Ausgabe 307 vom Donnerstag, 13.03.2014

Als sich am Dienstag um 1:30 Uhr Ortszeit die Startbänder zum ersten Rennen des Meetings hoben und die Pferde gen erster Hürde stürmten, da stand nicht nur das Motto des Rennens, sondern gar des gesamten Meetings gleichsam fest: "fast & furious". Man hatte es ja nach den Regenfällen im Vorfeld kaum zu hoffen gewagt, doch nun hatte man den guten Boden, am ersten Tag noch verbunden mit dem Wort "weich", nun zu rundum gutem Boden abgetrocknet, ab Tag drei spricht die Rennbahnleitung sogar davon, zu wässern, um den "Status Quo" zu erhalten. Es ist ja nicht einmal eine Weisheit, dass schneller Boden schnelle Rennen bedeutet – und die Rekorde begannen auch direkt zu purzeln, schnellste Supreme Novice Hurdle, schnellste Champion Hurdle, bis angemerkt wurde, dass auch der Modus der Zeitmessung leicht verändert wurde;  aber schnelle Rennen bedeuten häufig auch vermehrte Stürze, und diese Entwicklung war auch zu Cheltenham 2014 nicht von der Hand zu weisen.

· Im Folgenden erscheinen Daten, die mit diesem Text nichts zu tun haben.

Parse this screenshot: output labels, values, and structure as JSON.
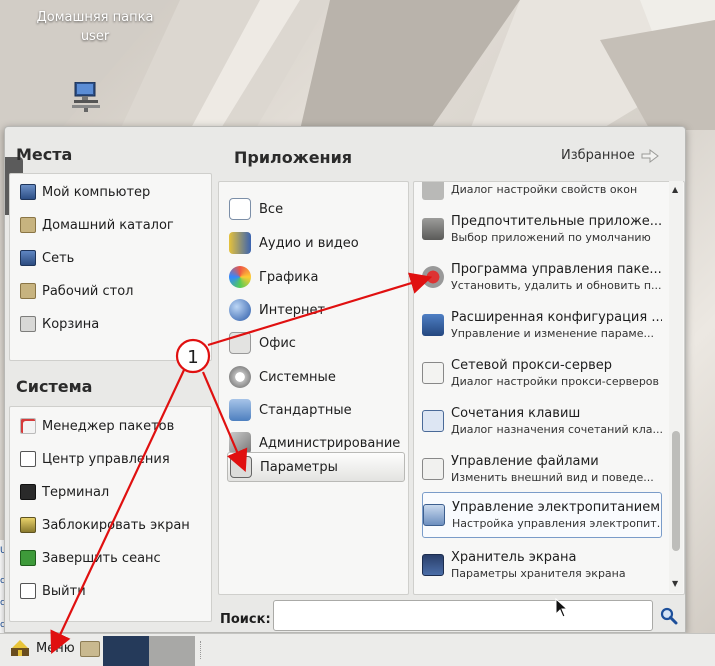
{
  "desktop": {
    "home_folder_label_line1": "Домашняя папка",
    "home_folder_label_line2": "user",
    "icons": [
      "network-computer-icon"
    ]
  },
  "left_strip": {
    "fragments": [
      "U",
      "с",
      "с",
      "с"
    ]
  },
  "places": {
    "title": "Места",
    "items": [
      {
        "label": "Мой компьютер",
        "icon": "computer-icon"
      },
      {
        "label": "Домашний каталог",
        "icon": "home-folder-icon"
      },
      {
        "label": "Сеть",
        "icon": "network-icon"
      },
      {
        "label": "Рабочий стол",
        "icon": "desktop-folder-icon"
      },
      {
        "label": "Корзина",
        "icon": "trash-icon"
      }
    ]
  },
  "system": {
    "title": "Система",
    "items": [
      {
        "label": "Менеджер пакетов",
        "icon": "package-manager-icon"
      },
      {
        "label": "Центр управления",
        "icon": "control-center-icon"
      },
      {
        "label": "Терминал",
        "icon": "terminal-icon"
      },
      {
        "label": "Заблокировать экран",
        "icon": "lock-screen-icon"
      },
      {
        "label": "Завершить сеанс",
        "icon": "logout-icon"
      },
      {
        "label": "Выйти",
        "icon": "quit-icon"
      }
    ]
  },
  "applications": {
    "title": "Приложения",
    "favorites_label": "Избранное",
    "categories": [
      {
        "label": "Все",
        "icon": "all-apps-icon"
      },
      {
        "label": "Аудио и видео",
        "icon": "multimedia-icon"
      },
      {
        "label": "Графика",
        "icon": "graphics-icon"
      },
      {
        "label": "Интернет",
        "icon": "internet-globe-icon"
      },
      {
        "label": "Офис",
        "icon": "office-icon"
      },
      {
        "label": "Системные",
        "icon": "system-gear-icon"
      },
      {
        "label": "Стандартные",
        "icon": "accessories-icon"
      },
      {
        "label": "Администрирование",
        "icon": "administration-tools-icon"
      },
      {
        "label": "Параметры",
        "icon": "preferences-icon",
        "selected": true
      }
    ],
    "apps": [
      {
        "name": "",
        "desc": "Диалог настройки свойств окон",
        "icon": "window-settings-icon"
      },
      {
        "name": "Предпочтительные приложе...",
        "desc": "Выбор приложений по умолчанию",
        "icon": "preferred-apps-icon"
      },
      {
        "name": "Программа управления паке...",
        "desc": "Установить, удалить и обновить п...",
        "icon": "package-program-icon"
      },
      {
        "name": "Расширенная конфигурация ...",
        "desc": "Управление и изменение параме...",
        "icon": "advanced-config-icon"
      },
      {
        "name": "Сетевой прокси-сервер",
        "desc": "Диалог настройки прокси-серверов",
        "icon": "proxy-icon"
      },
      {
        "name": "Сочетания клавиш",
        "desc": "Диалог назначения сочетаний кла...",
        "icon": "keyboard-shortcuts-icon"
      },
      {
        "name": "Управление файлами",
        "desc": "Изменить внешний вид и поведе...",
        "icon": "file-management-icon"
      },
      {
        "name": "Управление электропитанием",
        "desc": "Настройка управления электропит...",
        "icon": "power-management-icon",
        "selected": true
      },
      {
        "name": "Хранитель экрана",
        "desc": "Параметры хранителя экрана",
        "icon": "screensaver-icon"
      }
    ]
  },
  "search": {
    "label": "Поиск:",
    "value": "",
    "placeholder": ""
  },
  "taskbar": {
    "menu_label": "Меню"
  },
  "annotation": {
    "callout_number": "1",
    "color": "#e01010"
  }
}
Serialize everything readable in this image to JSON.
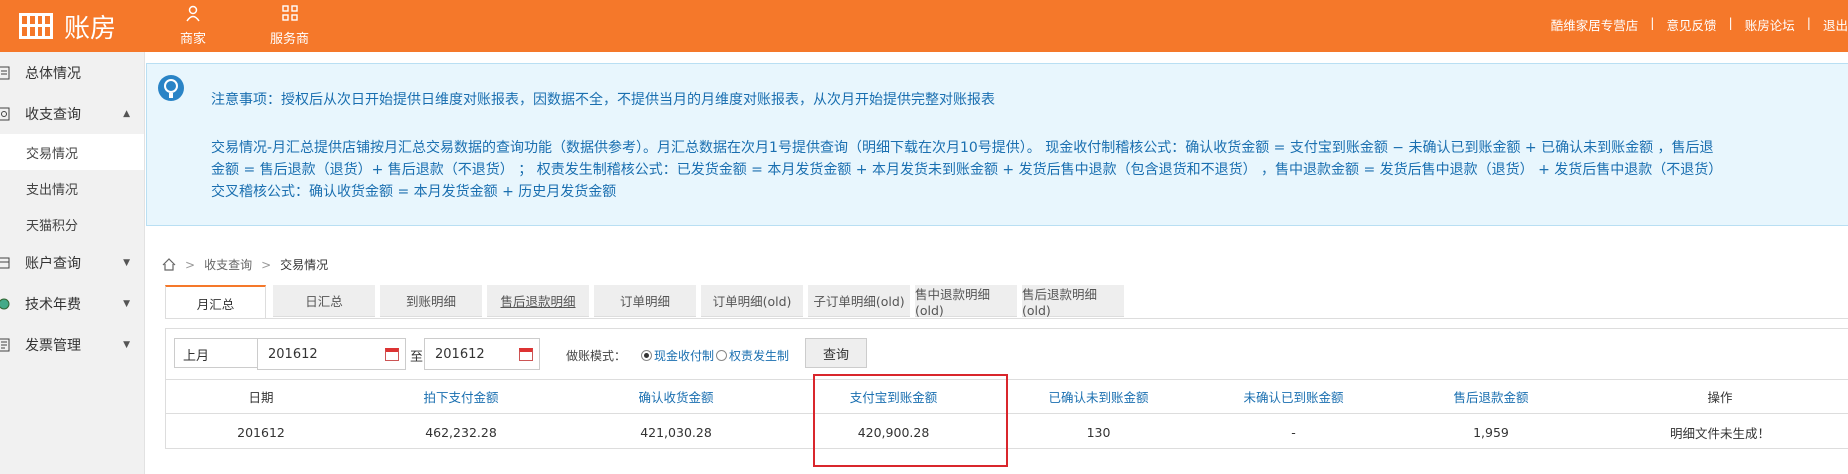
{
  "colors": {
    "brand": "#f5782a",
    "link": "#1a6fb0",
    "highlight": "#d9262c",
    "notice_bg": "#e8f6fd"
  },
  "header": {
    "logo_text": "账房",
    "nav": [
      {
        "label": "商家",
        "icon": "user-icon"
      },
      {
        "label": "服务商",
        "icon": "grid-icon"
      }
    ],
    "links": {
      "store": "酷维家居专营店",
      "sep": "|",
      "feedback": "意见反馈",
      "forum": "账房论坛",
      "logout": "退出"
    }
  },
  "sidebar": {
    "items": [
      {
        "label": "总体情况",
        "icon": "report-icon"
      },
      {
        "label": "收支查询",
        "icon": "search-doc-icon",
        "expanded": true
      },
      {
        "label": "账户查询",
        "icon": "account-icon"
      },
      {
        "label": "技术年费",
        "icon": "fee-icon"
      },
      {
        "label": "发票管理",
        "icon": "invoice-icon"
      }
    ],
    "subitems": [
      "交易情况",
      "支出情况",
      "天猫积分"
    ]
  },
  "notice": {
    "line1": "注意事项：授权后从次日开始提供日维度对账报表，因数据不全，不提供当月的月维度对账报表，从次月开始提供完整对账报表",
    "line2": "交易情况-月汇总提供店铺按月汇总交易数据的查询功能（数据供参考）。月汇总数据在次月1号提供查询（明细下载在次月10号提供）。 现金收付制稽核公式：确认收货金额 = 支付宝到账金额 − 未确认已到账金额 + 已确认未到账金额 ，售后退",
    "line3": "金额 = 售后退款（退货）+ 售后退款（不退货） ； 权责发生制稽核公式：已发货金额 = 本月发货金额 + 本月发货未到账金额 + 发货后售中退款（包含退货和不退货） ，售中退款金额 = 发货后售中退款（退货） + 发货后售中退款（不退货）",
    "line4": "交叉稽核公式：确认收货金额 = 本月发货金额 + 历史月发货金额"
  },
  "breadcrumb": {
    "level1": "收支查询",
    "level2": "交易情况",
    "sep": ">"
  },
  "tabs": [
    "月汇总",
    "日汇总",
    "到账明细",
    "售后退款明细",
    "订单明细",
    "订单明细(old)",
    "子订单明细(old)",
    "售中退款明细(old)",
    "售后退款明细(old)"
  ],
  "filter": {
    "period": "上月",
    "date_from": "201612",
    "to_label": "至",
    "date_to": "201612",
    "mode_label": "做账模式：",
    "mode_cash": "现金收付制",
    "mode_accrual": "权责发生制",
    "query_button": "查询"
  },
  "table": {
    "headers": [
      "日期",
      "拍下支付金额",
      "确认收货金额",
      "支付宝到账金额",
      "已确认未到账金额",
      "未确认已到账金额",
      "售后退款金额",
      "操作"
    ],
    "rows": [
      [
        "201612",
        "462,232.28",
        "421,030.28",
        "420,900.28",
        "130",
        "-",
        "1,959",
        "明细文件未生成！"
      ]
    ]
  }
}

Die Supreme Novice Hurdle, auf dem Papier vor allem der Zeitkampf zwischen dem deutsch gezogenen Irving (Paul Nicholls/ Nick Schofield) und dem französisch gezogenen Iren Vautour (Willie Mullins/Ruby Walsh), wurde dies auf dem Rasen leider nicht. Ruby Walsh, sicherlich der herausragende Jockey seiner Generation, übernahm mit seinem willigen Partner direkt das Kommando, der drahtige, optisch gar nicht einmal so beeindruckende Wallach sprang sicher und flüssig von Hürde zu Hürde und konnte sich im Einlauf beinahe nach Belieben von seinen Gegnern verabschieden.

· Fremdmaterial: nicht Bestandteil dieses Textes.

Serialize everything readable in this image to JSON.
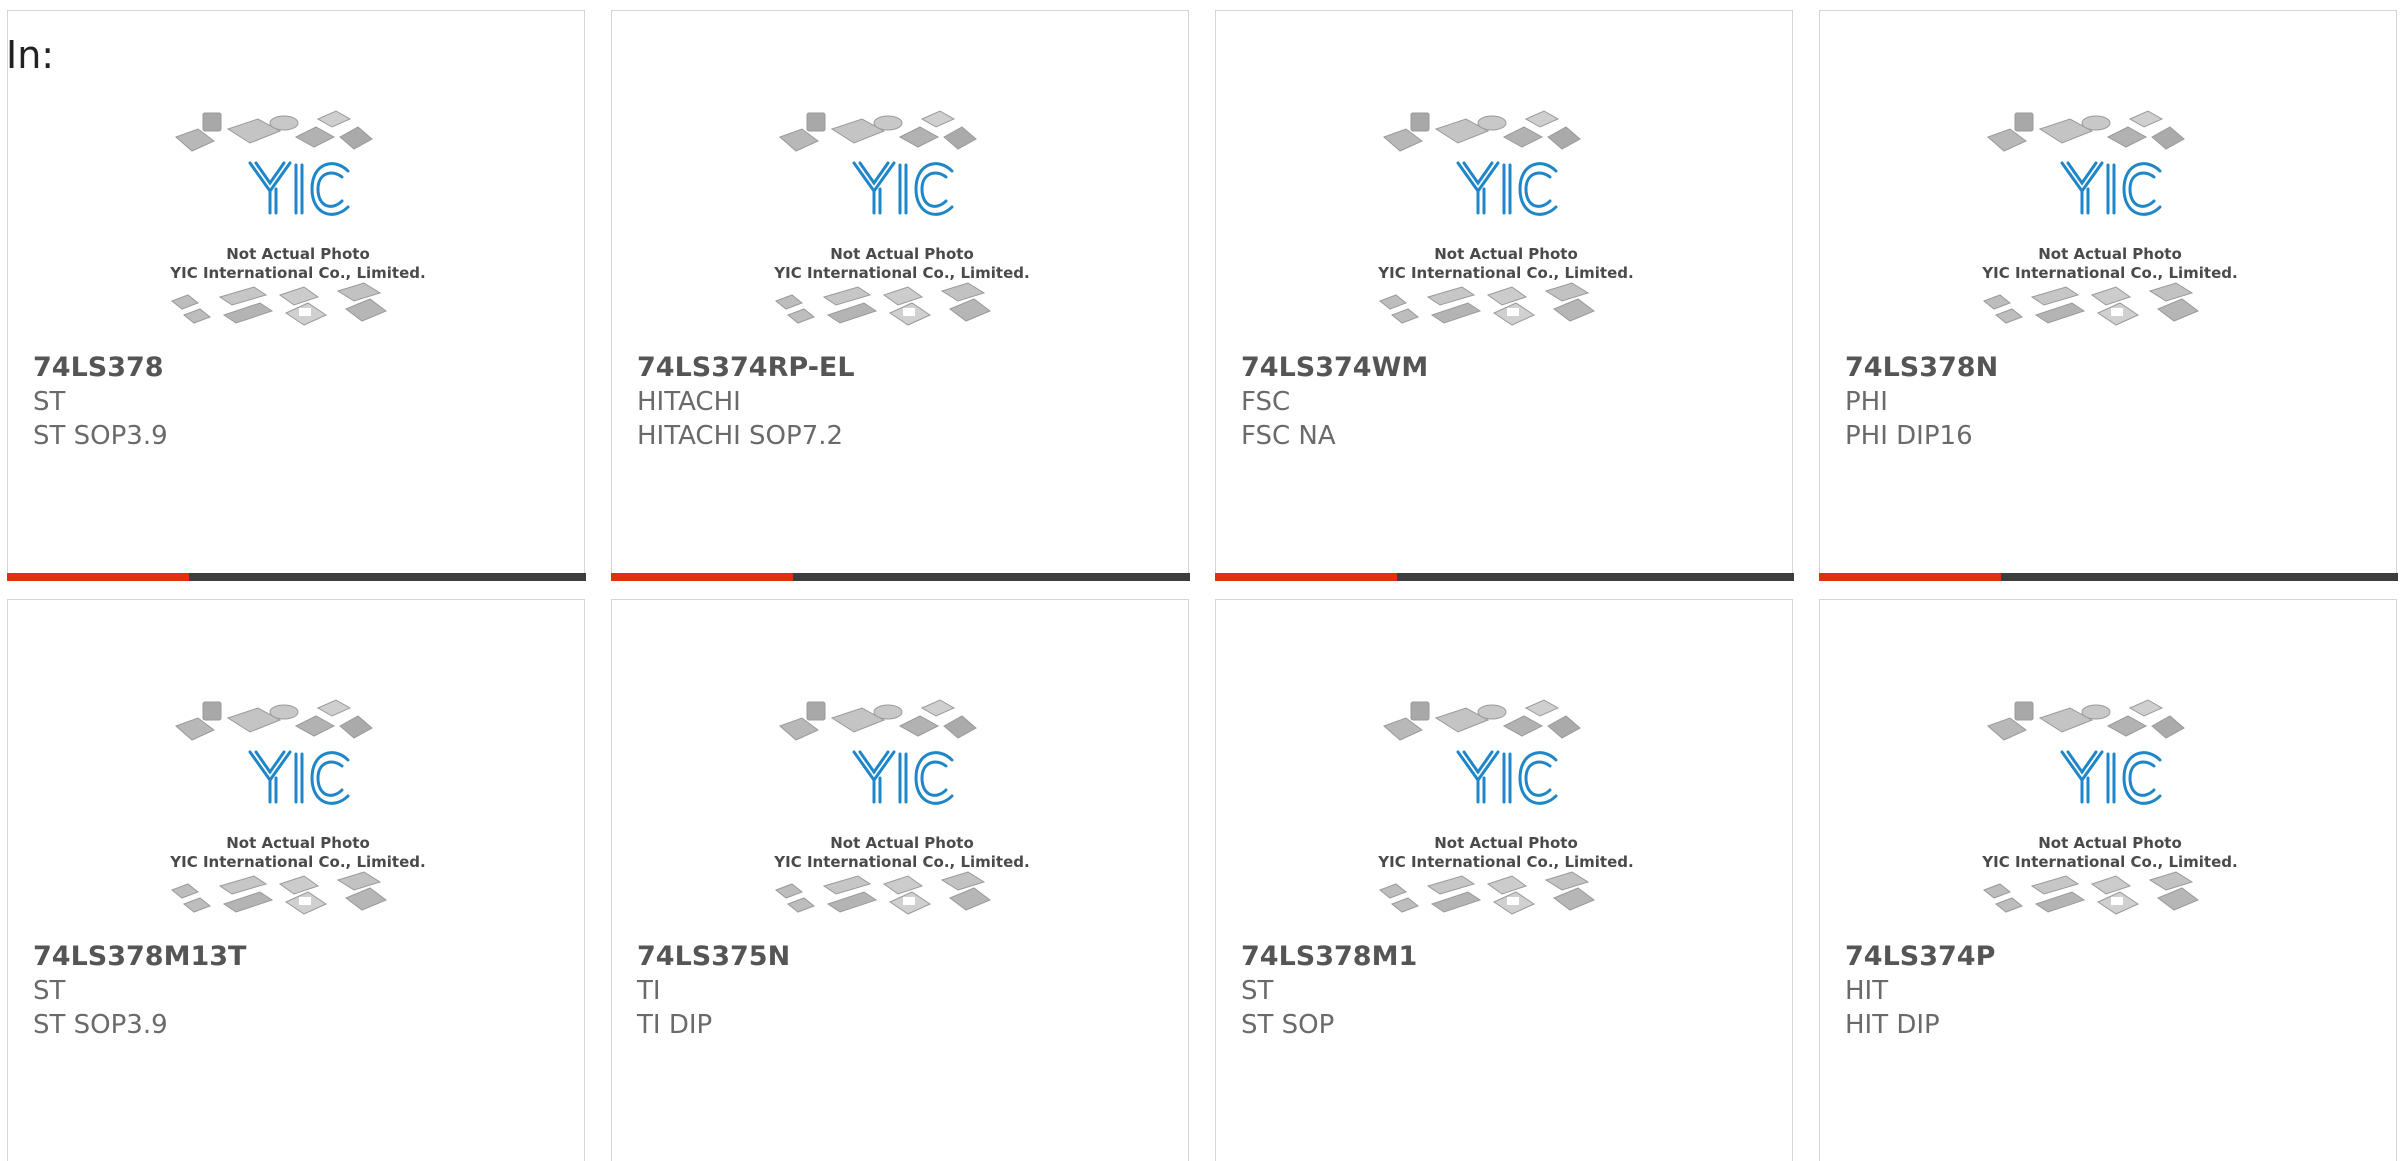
{
  "header": {
    "in_label": "In:"
  },
  "placeholder": {
    "caption_line1": "Not Actual Photo",
    "caption_line2": "YIC International Co., Limited.",
    "logo_text": "YIC"
  },
  "colors": {
    "accent": "#e2300f",
    "bar_dark": "#3d3d3d",
    "logo_blue": "#1f86c8"
  },
  "products": [
    {
      "part_number": "74LS378",
      "brand": "ST",
      "package": "ST SOP3.9"
    },
    {
      "part_number": "74LS374RP-EL",
      "brand": "HITACHI",
      "package": "HITACHI SOP7.2"
    },
    {
      "part_number": "74LS374WM",
      "brand": "FSC",
      "package": "FSC NA"
    },
    {
      "part_number": "74LS378N",
      "brand": "PHI",
      "package": "PHI DIP16"
    },
    {
      "part_number": "74LS378M13T",
      "brand": "ST",
      "package": "ST SOP3.9"
    },
    {
      "part_number": "74LS375N",
      "brand": "TI",
      "package": "TI DIP"
    },
    {
      "part_number": "74LS378M1",
      "brand": "ST",
      "package": "ST SOP"
    },
    {
      "part_number": "74LS374P",
      "brand": "HIT",
      "package": "HIT DIP"
    }
  ]
}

Ein Einstand nach Maß für Team Mullins, das mit rund 40 Pferden sein bisher kopfstärkstes Kontingent zum Meeting befördert, und auch Besitzer Rich Ricci konnte sich keinen besseren Start zum Meeting wünschen. Platz zwei und drei belegten das von Nicky Henderson trainierte Duo Josses Hill und Vaniteux, Irving wurde enttäuschender Neunter und war nie wirklich im Rennen. „So geht das halt in Cheltenham, er kam nicht nach vorne und hatte dann nie eine Chance, ins Rennen zu kommen. Aber ich habe meinen Glauben an ihn nicht verloren, er ist besser als dieses Ergebnis", so Paul Nicholls.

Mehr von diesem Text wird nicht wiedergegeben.